The first book on share trading
In 1688, the book ‘Confusion de Confusiones’ (Confusion of Confusions), written by Portuguese-Jewish author Josseph de la Vega, was published. It was the first book in the world that solely covered the topic of securities trading. In the book, which was published following a brief stock market crash in the same year, we take cognizance of conversations between a philosopher, a merchant, and a shareholder. It is not surprising that De la Vega took the goings-on at the Amsterdam stock exchange as a subject. The securities exchange in Amsterdam was the first one in the world, and Josseph came to Amsterdam as a child when his parents fled the Spanish Inquisition.

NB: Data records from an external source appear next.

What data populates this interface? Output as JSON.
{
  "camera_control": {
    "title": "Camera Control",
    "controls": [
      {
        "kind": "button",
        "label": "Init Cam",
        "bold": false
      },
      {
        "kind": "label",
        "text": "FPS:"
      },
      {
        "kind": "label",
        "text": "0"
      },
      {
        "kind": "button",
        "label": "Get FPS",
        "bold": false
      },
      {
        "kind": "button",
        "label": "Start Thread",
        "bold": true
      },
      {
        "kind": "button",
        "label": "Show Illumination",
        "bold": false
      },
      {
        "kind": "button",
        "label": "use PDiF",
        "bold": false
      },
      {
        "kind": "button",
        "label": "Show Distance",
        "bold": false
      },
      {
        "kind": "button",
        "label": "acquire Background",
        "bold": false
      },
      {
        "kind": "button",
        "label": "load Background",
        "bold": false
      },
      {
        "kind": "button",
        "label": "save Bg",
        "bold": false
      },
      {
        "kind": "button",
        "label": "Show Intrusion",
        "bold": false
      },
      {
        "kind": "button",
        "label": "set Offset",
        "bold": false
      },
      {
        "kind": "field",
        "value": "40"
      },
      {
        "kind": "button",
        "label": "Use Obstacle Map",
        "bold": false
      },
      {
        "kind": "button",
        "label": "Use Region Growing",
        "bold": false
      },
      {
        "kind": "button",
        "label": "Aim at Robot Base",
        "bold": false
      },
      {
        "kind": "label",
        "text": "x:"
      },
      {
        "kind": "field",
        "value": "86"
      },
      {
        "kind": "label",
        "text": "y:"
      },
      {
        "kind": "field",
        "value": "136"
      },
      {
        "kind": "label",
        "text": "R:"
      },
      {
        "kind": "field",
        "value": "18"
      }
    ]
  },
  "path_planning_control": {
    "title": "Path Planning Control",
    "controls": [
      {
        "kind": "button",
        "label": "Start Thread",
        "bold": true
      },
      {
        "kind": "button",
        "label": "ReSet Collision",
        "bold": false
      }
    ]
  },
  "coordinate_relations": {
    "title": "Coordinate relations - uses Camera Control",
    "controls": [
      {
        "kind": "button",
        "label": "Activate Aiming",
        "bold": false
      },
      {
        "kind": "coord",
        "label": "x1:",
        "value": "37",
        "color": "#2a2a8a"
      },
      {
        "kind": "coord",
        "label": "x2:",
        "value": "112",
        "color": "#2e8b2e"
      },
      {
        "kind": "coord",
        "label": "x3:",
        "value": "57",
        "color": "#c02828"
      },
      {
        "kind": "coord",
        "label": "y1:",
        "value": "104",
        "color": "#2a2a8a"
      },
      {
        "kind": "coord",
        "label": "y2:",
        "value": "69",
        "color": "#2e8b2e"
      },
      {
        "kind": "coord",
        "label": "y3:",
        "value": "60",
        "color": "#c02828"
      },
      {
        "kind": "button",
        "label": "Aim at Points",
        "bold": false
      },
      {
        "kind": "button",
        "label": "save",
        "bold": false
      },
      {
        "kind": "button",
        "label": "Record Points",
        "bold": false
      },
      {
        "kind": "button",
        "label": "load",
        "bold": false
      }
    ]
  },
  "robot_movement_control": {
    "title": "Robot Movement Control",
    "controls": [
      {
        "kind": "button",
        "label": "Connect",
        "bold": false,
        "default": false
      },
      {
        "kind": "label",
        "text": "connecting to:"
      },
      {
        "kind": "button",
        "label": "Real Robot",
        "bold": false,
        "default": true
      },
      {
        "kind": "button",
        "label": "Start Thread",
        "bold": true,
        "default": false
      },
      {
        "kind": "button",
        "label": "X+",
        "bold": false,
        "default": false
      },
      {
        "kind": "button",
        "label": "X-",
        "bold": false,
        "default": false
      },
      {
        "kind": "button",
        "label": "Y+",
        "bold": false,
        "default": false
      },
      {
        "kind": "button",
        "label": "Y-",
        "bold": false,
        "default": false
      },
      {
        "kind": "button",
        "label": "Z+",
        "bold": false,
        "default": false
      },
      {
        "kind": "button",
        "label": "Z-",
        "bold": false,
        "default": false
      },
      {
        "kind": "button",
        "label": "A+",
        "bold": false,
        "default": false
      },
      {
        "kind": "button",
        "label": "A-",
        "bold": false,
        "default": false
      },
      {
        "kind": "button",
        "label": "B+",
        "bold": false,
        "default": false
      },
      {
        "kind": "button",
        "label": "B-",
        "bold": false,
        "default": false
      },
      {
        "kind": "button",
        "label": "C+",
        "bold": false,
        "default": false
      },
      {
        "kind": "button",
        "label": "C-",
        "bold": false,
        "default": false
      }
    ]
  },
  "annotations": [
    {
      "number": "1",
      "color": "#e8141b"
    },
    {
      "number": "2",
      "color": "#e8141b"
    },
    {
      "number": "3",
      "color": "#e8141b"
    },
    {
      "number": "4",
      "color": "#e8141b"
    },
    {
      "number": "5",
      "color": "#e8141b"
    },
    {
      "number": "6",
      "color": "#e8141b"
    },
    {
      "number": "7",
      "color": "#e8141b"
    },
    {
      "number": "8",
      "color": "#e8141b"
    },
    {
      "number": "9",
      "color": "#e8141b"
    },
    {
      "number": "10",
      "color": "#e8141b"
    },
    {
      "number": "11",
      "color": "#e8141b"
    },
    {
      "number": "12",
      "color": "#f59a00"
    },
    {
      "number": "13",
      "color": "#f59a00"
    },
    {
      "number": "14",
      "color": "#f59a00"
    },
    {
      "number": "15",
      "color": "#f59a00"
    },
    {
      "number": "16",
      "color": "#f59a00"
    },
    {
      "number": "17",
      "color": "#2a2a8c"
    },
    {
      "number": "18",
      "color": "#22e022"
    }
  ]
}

The author considered securities trading to be useful, but he certainly wanted to warn his readers of its dangers, too. The fact that he wrote the book in Spanish possibly indicates that he had primarily written it for his Jewish contacts in other European trading cities. His work will undoubtedly have contributed to the fact that knowledge about securities trading was able to spread on a global level, the most striking result perhaps being that London took over the Amsterdam stock exchange model. De la Vega wrote that one needed to be careful when providing investment advice and that one had to take both profits and losses into account. Investors should have patience as well as enough money.
Since the book hardly lost any topicality, it is still being sold, read, and appreciated. And while the book is not easy to read - especially not for someone from the 21st century - the Financial Times still lists 'Confusion of Confusions' as one of the ten best books on stock exchange ever written.